A strange, hollow sensation washed over you. It wasn't the sharp spike of adrenaline or the hot sting of anger you were used to. It was just an immense, quiet emptiness. The addiction inside you—the part that craved his desperation, his tears, and his frantic promises—began to starve. It hurt, a deep, aching withdrawal that made your legs feel weak, but underneath the pain, a tiny spark of clarity finally broke through.
You walked into a small, 24-hour diner a few blocks away, just to get out of the cold. The bell above the door chimed softly, a mundane, ordinary sound that felt entirely disconnected from the tragedy of your night. You sat in a booth by the window, sliding the heavy duffel bag across the vinyl seat next to you.
The waitress brought over a mug of black coffee without you even asking, giving you a quiet, sympathetic look before walking away. You wrapped your trembling hands around the warm ceramic, staring out at the rain-slicked streets.

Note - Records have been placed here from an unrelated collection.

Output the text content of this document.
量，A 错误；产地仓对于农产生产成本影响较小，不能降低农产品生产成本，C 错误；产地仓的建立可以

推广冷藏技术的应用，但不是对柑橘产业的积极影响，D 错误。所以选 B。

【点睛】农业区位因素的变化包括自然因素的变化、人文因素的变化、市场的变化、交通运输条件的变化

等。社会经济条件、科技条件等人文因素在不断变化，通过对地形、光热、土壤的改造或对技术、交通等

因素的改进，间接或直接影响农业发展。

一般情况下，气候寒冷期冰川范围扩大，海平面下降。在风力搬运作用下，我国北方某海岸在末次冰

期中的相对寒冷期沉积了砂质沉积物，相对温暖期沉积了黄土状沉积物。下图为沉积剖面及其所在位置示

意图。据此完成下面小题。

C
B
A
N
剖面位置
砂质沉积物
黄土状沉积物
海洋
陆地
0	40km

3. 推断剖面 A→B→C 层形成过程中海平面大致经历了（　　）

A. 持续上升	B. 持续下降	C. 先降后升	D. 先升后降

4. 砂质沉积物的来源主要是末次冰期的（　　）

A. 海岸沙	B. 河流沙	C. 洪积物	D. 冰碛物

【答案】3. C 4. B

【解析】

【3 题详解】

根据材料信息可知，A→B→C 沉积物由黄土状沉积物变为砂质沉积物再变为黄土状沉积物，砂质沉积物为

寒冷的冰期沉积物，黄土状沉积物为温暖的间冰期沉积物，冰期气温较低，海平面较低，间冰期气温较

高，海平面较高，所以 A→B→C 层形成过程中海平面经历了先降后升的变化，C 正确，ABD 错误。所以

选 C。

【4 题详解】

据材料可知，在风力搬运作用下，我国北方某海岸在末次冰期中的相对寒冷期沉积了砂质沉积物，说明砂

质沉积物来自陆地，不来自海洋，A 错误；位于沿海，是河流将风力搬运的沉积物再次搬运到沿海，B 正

Your phone buzzed in your pocket.
Your entire body went rigid. You pulled it out, your thumb hovering over the screen. Your heart begged for it to be a paragraph from Heeseung—an apology, a plea, a confession that he couldn't breathe without you. You were still desperate for the fix.
But when you unlocked the screen, there was nothing. No texts. No missed calls. Just the glowing lock screen, showing the time: 2:14 AM.
Heeseung was letting you go, not out of kindness, but because the game was finally over. You had refused to play your part on the floor, and without your reaction, his cycle had nothing left to feed on. He was back in his dark, numb room, and you were sitting in a brightly lit diner, completely alone.
A single tear slipped down your cheek, dripping into the dark surface of your coffee. You knew the next few weeks would be unbearable. You knew you would wake up in the middle of the night reaching for a ghost, that you would have to fight the urge to pack your things and go back to that gray apartment every single day. The damage he had done wouldn't disappear just because you walked out the door.
But as you took a slow sip of the coffee, looking at your reflection in the dark window, you realized something important. For the first time in a year, your chest didn't feel completely restricted. The air in the diner was clear.
You were broken, and you were exhausted, but you were finally free.